Pour les fabricants, il s'agit d'une opportunité de :
- Mettre en place des rappels plus précis sans augmenter les risques
- Réduire le gaspillage alimentaire
- Garantir une conformité renforcée aux normes de sécurité sanitaire des aliments
- Renforcer la confiance des distributeurs et des régulateurs
Il ne s'agit pas de remplacer les systèmes existants ni de se lancer dans une transformation de grande envergure, mais de renforcer le lien entre sécurité sanitaire et réduction du gaspillage alimentaire en améliorant le partage et l'utilisation des informations.
Perspectives d'avenir
Face à des attentes croissantes, les fabricants seront évalués non seulement sur leur réactivité face aux incidents de sécurité sanitaire des aliments, mais aussi sur la pertinence, la rapidité et le bien-fondé de leur réponse.

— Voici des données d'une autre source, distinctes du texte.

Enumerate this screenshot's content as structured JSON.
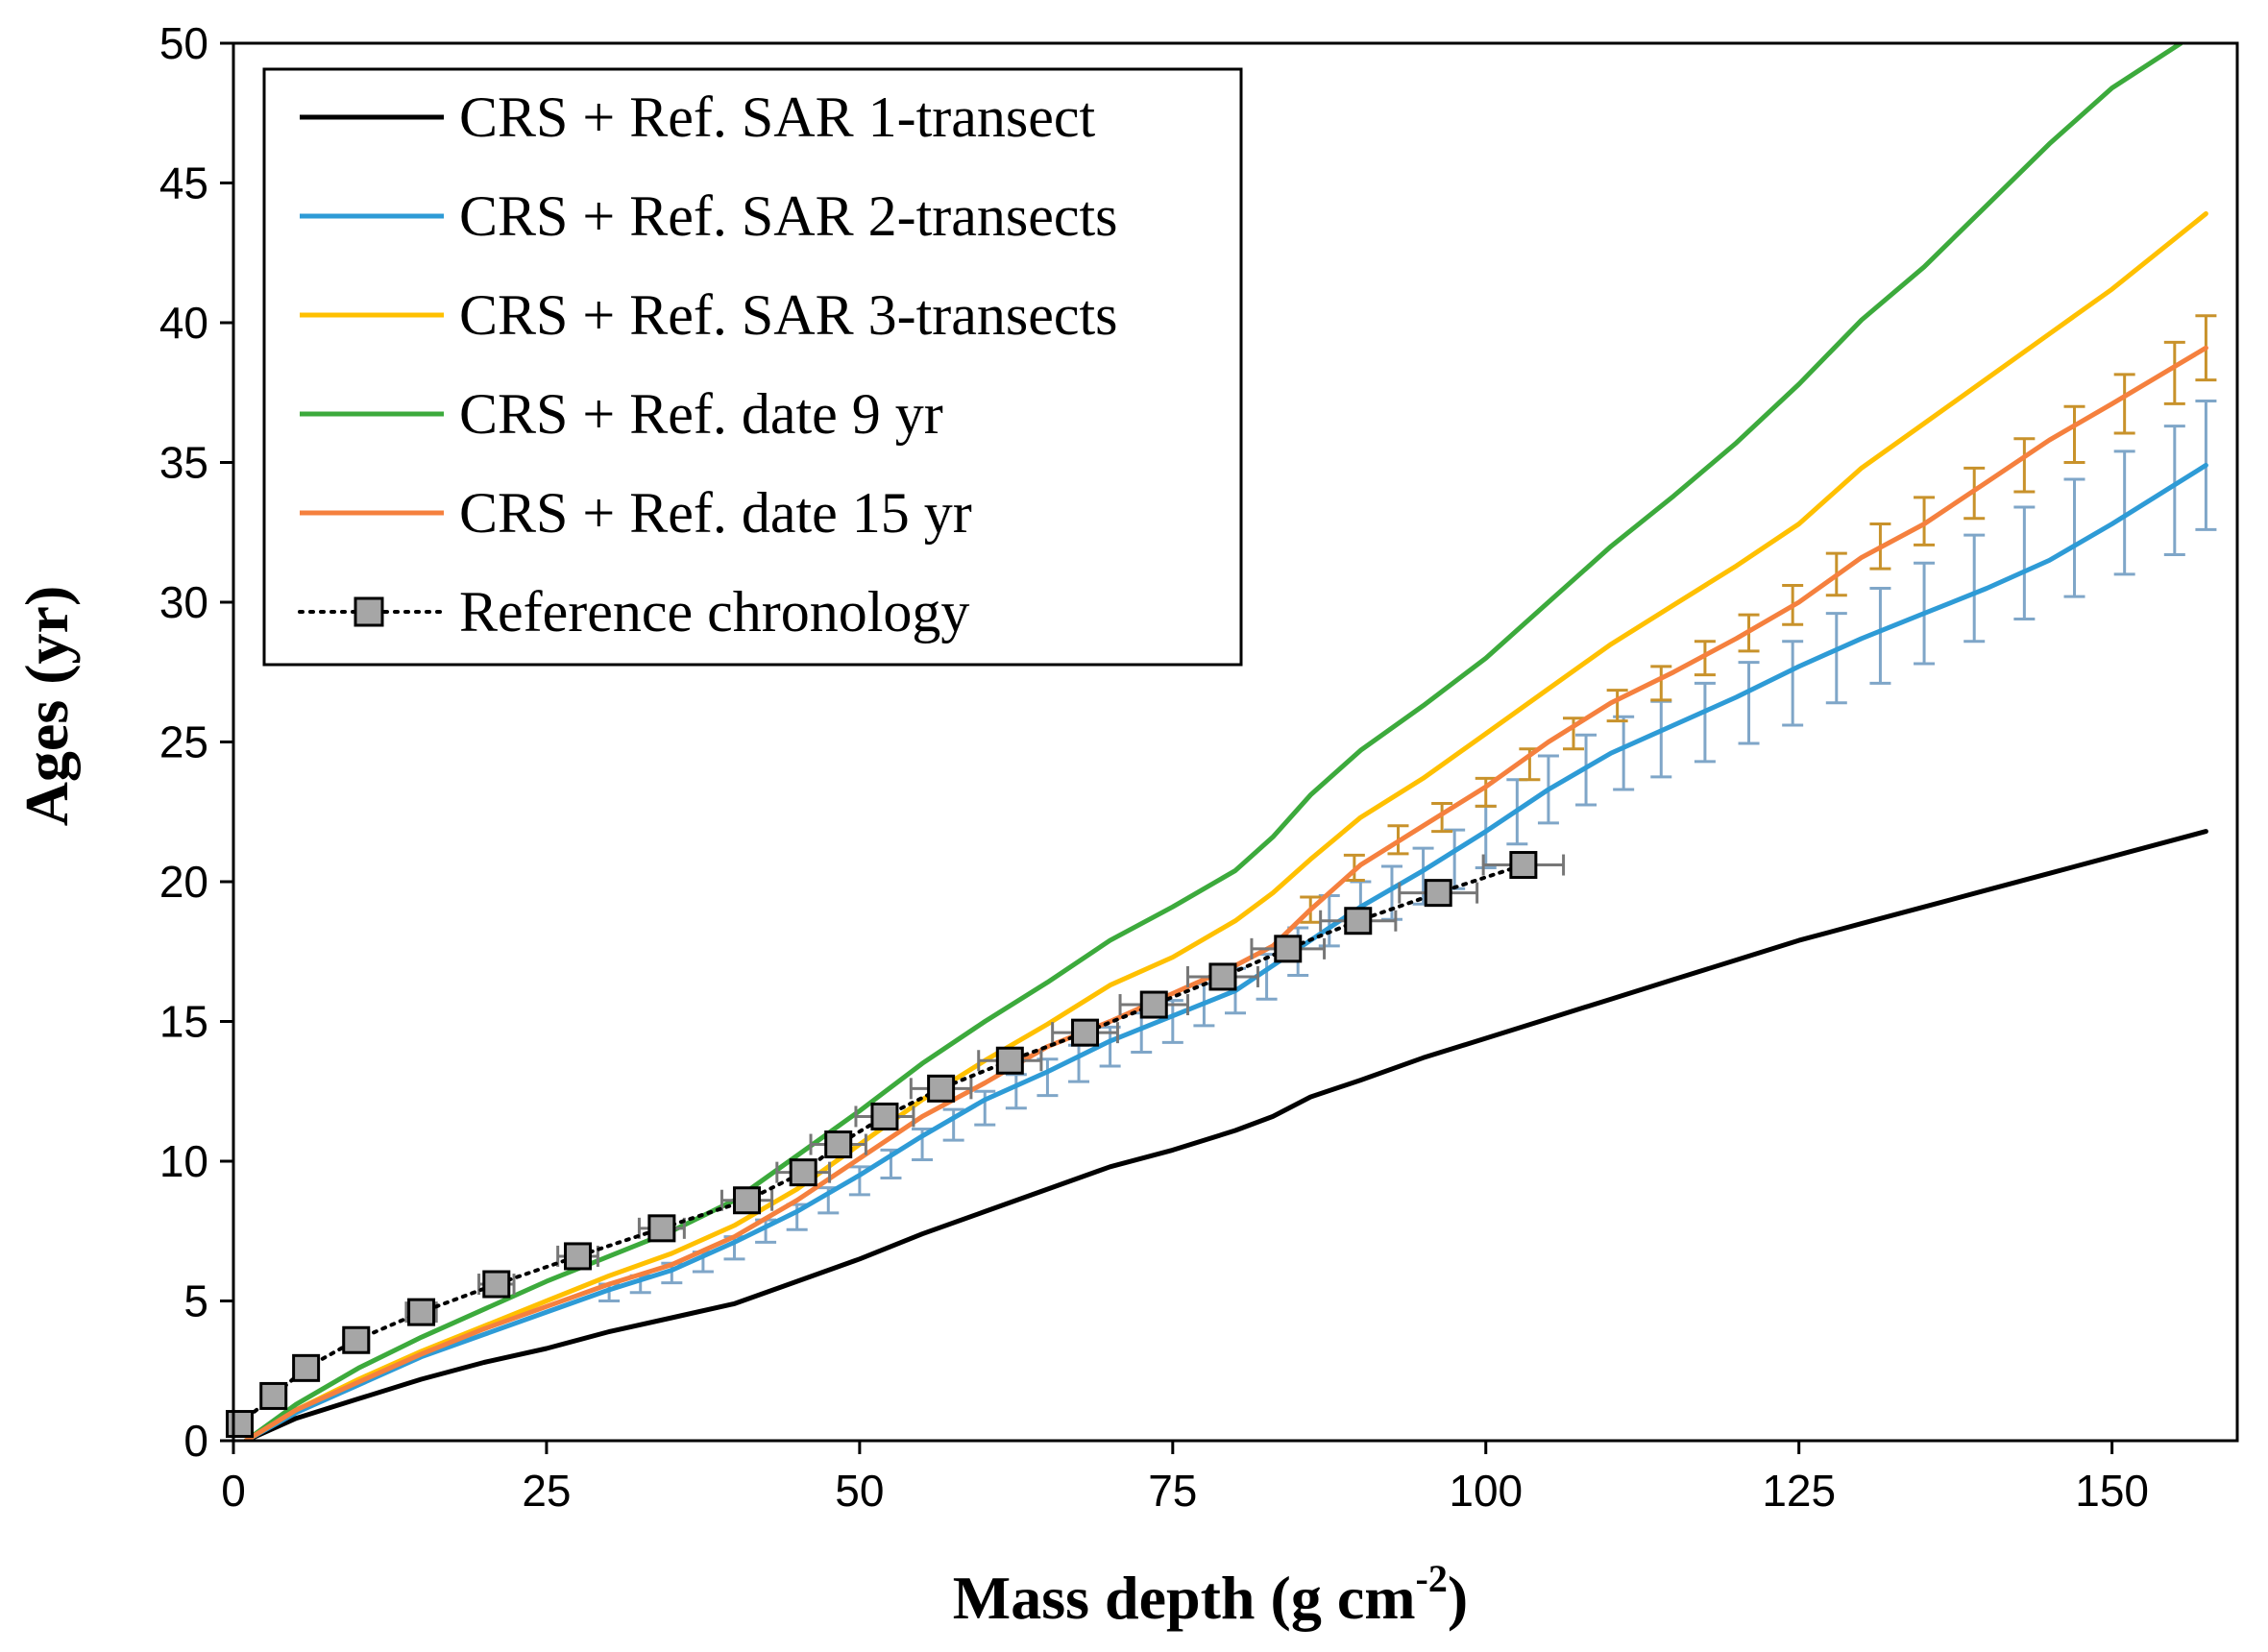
{
  "chart_data": {
    "type": "line",
    "title": "",
    "xlabel": "Mass depth (g cm",
    "xlabel_sup": "-2",
    "xlabel_close": ")",
    "ylabel": "Ages (yr)",
    "xlim": [
      0,
      160
    ],
    "ylim": [
      0,
      50
    ],
    "xticks": [
      0,
      25,
      50,
      75,
      100,
      125,
      150
    ],
    "yticks": [
      0,
      5,
      10,
      15,
      20,
      25,
      30,
      35,
      40,
      45,
      50
    ],
    "legend_position": "top-left",
    "series": [
      {
        "name": "CRS + Ref. SAR 1-transect",
        "color": "#000000",
        "x": [
          1,
          5,
          10,
          15,
          20,
          25,
          30,
          35,
          40,
          45,
          50,
          55,
          60,
          65,
          70,
          75,
          80,
          83,
          86,
          90,
          95,
          100,
          105,
          110,
          115,
          120,
          125,
          130,
          135,
          140,
          145,
          150,
          157.5
        ],
        "y": [
          0,
          0.8,
          1.5,
          2.2,
          2.8,
          3.3,
          3.9,
          4.4,
          4.9,
          5.7,
          6.5,
          7.4,
          8.2,
          9.0,
          9.8,
          10.4,
          11.1,
          11.6,
          12.3,
          12.9,
          13.7,
          14.4,
          15.1,
          15.8,
          16.5,
          17.2,
          17.9,
          18.5,
          19.1,
          19.7,
          20.3,
          20.9,
          21.8
        ]
      },
      {
        "name": "CRS + Ref. SAR 2-transects",
        "color": "#2E9BD6",
        "x": [
          1,
          5,
          10,
          15,
          20,
          25,
          30,
          35,
          40,
          45,
          50,
          55,
          60,
          65,
          70,
          75,
          80,
          85,
          90,
          95,
          100,
          105,
          110,
          115,
          120,
          125,
          130,
          135,
          140,
          145,
          150,
          157.5
        ],
        "y": [
          0,
          1.0,
          2.0,
          3.0,
          3.8,
          4.6,
          5.4,
          6.1,
          7.1,
          8.2,
          9.5,
          10.9,
          12.2,
          13.2,
          14.3,
          15.2,
          16.1,
          17.6,
          19.1,
          20.4,
          21.8,
          23.3,
          24.6,
          25.6,
          26.6,
          27.7,
          28.7,
          29.6,
          30.5,
          31.5,
          32.8,
          34.9
        ]
      },
      {
        "name": "CRS + Ref. SAR 3-transects",
        "color": "#FFC000",
        "x": [
          1,
          5,
          10,
          15,
          20,
          25,
          30,
          35,
          40,
          45,
          50,
          55,
          60,
          65,
          70,
          75,
          80,
          83,
          86,
          90,
          95,
          100,
          105,
          110,
          115,
          120,
          125,
          130,
          135,
          140,
          145,
          150,
          157.5
        ],
        "y": [
          0,
          1.1,
          2.2,
          3.2,
          4.1,
          5.0,
          5.9,
          6.7,
          7.7,
          9.0,
          10.6,
          12.2,
          13.6,
          14.9,
          16.3,
          17.3,
          18.6,
          19.6,
          20.8,
          22.3,
          23.7,
          25.3,
          26.9,
          28.5,
          29.9,
          31.3,
          32.8,
          34.8,
          36.4,
          38.0,
          39.6,
          41.2,
          43.9
        ]
      },
      {
        "name": "CRS + Ref. date 9 yr",
        "color": "#3CAA3C",
        "x": [
          1,
          5,
          10,
          15,
          20,
          25,
          30,
          35,
          40,
          45,
          50,
          55,
          60,
          65,
          70,
          75,
          80,
          83,
          86,
          90,
          95,
          100,
          105,
          110,
          115,
          120,
          125,
          130,
          135,
          140,
          145,
          150,
          155.5
        ],
        "y": [
          0,
          1.3,
          2.6,
          3.7,
          4.7,
          5.7,
          6.6,
          7.5,
          8.6,
          10.2,
          11.8,
          13.5,
          15.0,
          16.4,
          17.9,
          19.1,
          20.4,
          21.6,
          23.1,
          24.7,
          26.3,
          28.0,
          30.0,
          32.0,
          33.8,
          35.7,
          37.8,
          40.1,
          42.0,
          44.2,
          46.4,
          48.4,
          50.0
        ]
      },
      {
        "name": "CRS + Ref. date 15 yr",
        "color": "#F5803E",
        "x": [
          1,
          5,
          10,
          15,
          20,
          25,
          30,
          35,
          40,
          45,
          50,
          55,
          60,
          65,
          70,
          75,
          80,
          83,
          86,
          90,
          95,
          100,
          105,
          110,
          115,
          120,
          125,
          130,
          135,
          140,
          145,
          150,
          157.5
        ],
        "y": [
          0,
          1.1,
          2.1,
          3.1,
          4.0,
          4.8,
          5.6,
          6.3,
          7.3,
          8.6,
          10.1,
          11.6,
          12.8,
          14.1,
          15.0,
          16.0,
          17.0,
          17.7,
          19.0,
          20.6,
          22.0,
          23.4,
          25.0,
          26.4,
          27.5,
          28.7,
          30.0,
          31.6,
          32.8,
          34.3,
          35.8,
          37.1,
          39.1
        ]
      }
    ],
    "error_bars": [
      {
        "series_name": "CRS + Ref. SAR 2-transects",
        "color": "#7FA6C8",
        "x": [
          30,
          32.5,
          35,
          37.5,
          40,
          42.5,
          45,
          47.5,
          50,
          52.5,
          55,
          57.5,
          60,
          62.5,
          65,
          67.5,
          70,
          72.5,
          75,
          77.5,
          80,
          82.5,
          85,
          87.5,
          90,
          92.5,
          95,
          97.5,
          100,
          102.5,
          105,
          108,
          111,
          114,
          117.5,
          121,
          124.5,
          128,
          131.5,
          135,
          139,
          143,
          147,
          151,
          155,
          157.5
        ],
        "y": [
          5.3,
          5.6,
          6.0,
          6.4,
          6.9,
          7.5,
          8.0,
          8.6,
          9.3,
          9.9,
          10.6,
          11.3,
          11.9,
          12.5,
          13.0,
          13.5,
          14.1,
          14.6,
          15.0,
          15.6,
          16.1,
          16.6,
          17.5,
          18.6,
          19.1,
          19.6,
          20.2,
          20.8,
          21.6,
          22.5,
          23.3,
          24.0,
          24.6,
          25.1,
          25.7,
          26.4,
          27.1,
          28.0,
          28.8,
          29.6,
          30.5,
          31.4,
          32.3,
          33.2,
          34.0,
          34.9
        ],
        "err": [
          0.3,
          0.3,
          0.35,
          0.35,
          0.4,
          0.4,
          0.45,
          0.45,
          0.5,
          0.5,
          0.55,
          0.55,
          0.6,
          0.6,
          0.65,
          0.65,
          0.7,
          0.7,
          0.75,
          0.75,
          0.8,
          0.8,
          0.85,
          0.9,
          0.9,
          0.95,
          1.0,
          1.05,
          1.1,
          1.15,
          1.2,
          1.25,
          1.3,
          1.35,
          1.4,
          1.45,
          1.5,
          1.6,
          1.7,
          1.8,
          1.9,
          2.0,
          2.1,
          2.2,
          2.3,
          2.3
        ]
      },
      {
        "series_name": "CRS + Ref. date 15 yr",
        "color": "#C8922B",
        "x": [
          86,
          89.5,
          93,
          96.5,
          100,
          103.5,
          107,
          110.5,
          114,
          117.5,
          121,
          124.5,
          128,
          131.5,
          135,
          139,
          143,
          147,
          151,
          155,
          157.5
        ],
        "y": [
          19.0,
          20.5,
          21.5,
          22.3,
          23.2,
          24.2,
          25.3,
          26.3,
          27.1,
          28.0,
          28.9,
          29.9,
          31.0,
          32.0,
          32.9,
          33.9,
          34.9,
          36.0,
          37.1,
          38.2,
          39.1
        ],
        "err": [
          0.45,
          0.45,
          0.5,
          0.5,
          0.5,
          0.55,
          0.55,
          0.55,
          0.6,
          0.6,
          0.65,
          0.7,
          0.75,
          0.8,
          0.85,
          0.9,
          0.95,
          1.0,
          1.05,
          1.1,
          1.15
        ]
      }
    ],
    "reference_chronology": {
      "name": "Reference chronology",
      "marker_color": "#A6A6A6",
      "x": [
        0.5,
        3.2,
        5.8,
        9.8,
        15.0,
        21.0,
        27.5,
        34.2,
        41.0,
        45.5,
        48.3,
        52.0,
        56.5,
        62.0,
        68.0,
        73.5,
        79.0,
        84.2,
        89.8,
        96.2,
        103.0
      ],
      "y": [
        0.6,
        1.6,
        2.6,
        3.6,
        4.6,
        5.6,
        6.6,
        7.6,
        8.6,
        9.6,
        10.6,
        11.6,
        12.6,
        13.6,
        14.6,
        15.6,
        16.6,
        17.6,
        18.6,
        19.6,
        20.6
      ],
      "xerr": [
        0.3,
        0.5,
        0.7,
        1.0,
        1.2,
        1.4,
        1.6,
        1.8,
        2.0,
        2.1,
        2.2,
        2.3,
        2.4,
        2.5,
        2.6,
        2.7,
        2.8,
        2.9,
        3.0,
        3.1,
        3.2
      ]
    }
  }
}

Quand sécurité sanitaire des aliments et lutte contre le gaspillage se rejoignent, la voie la plus intelligente n'est pas de choisir entre protection et efficacité. Il s'agit de concilier ces deux aspects grâce à des informations sur l'emballage de meilleure qualité, partagées selon des normes fiables et utilisées pour étayer des décisions responsables aux moments les plus critiques.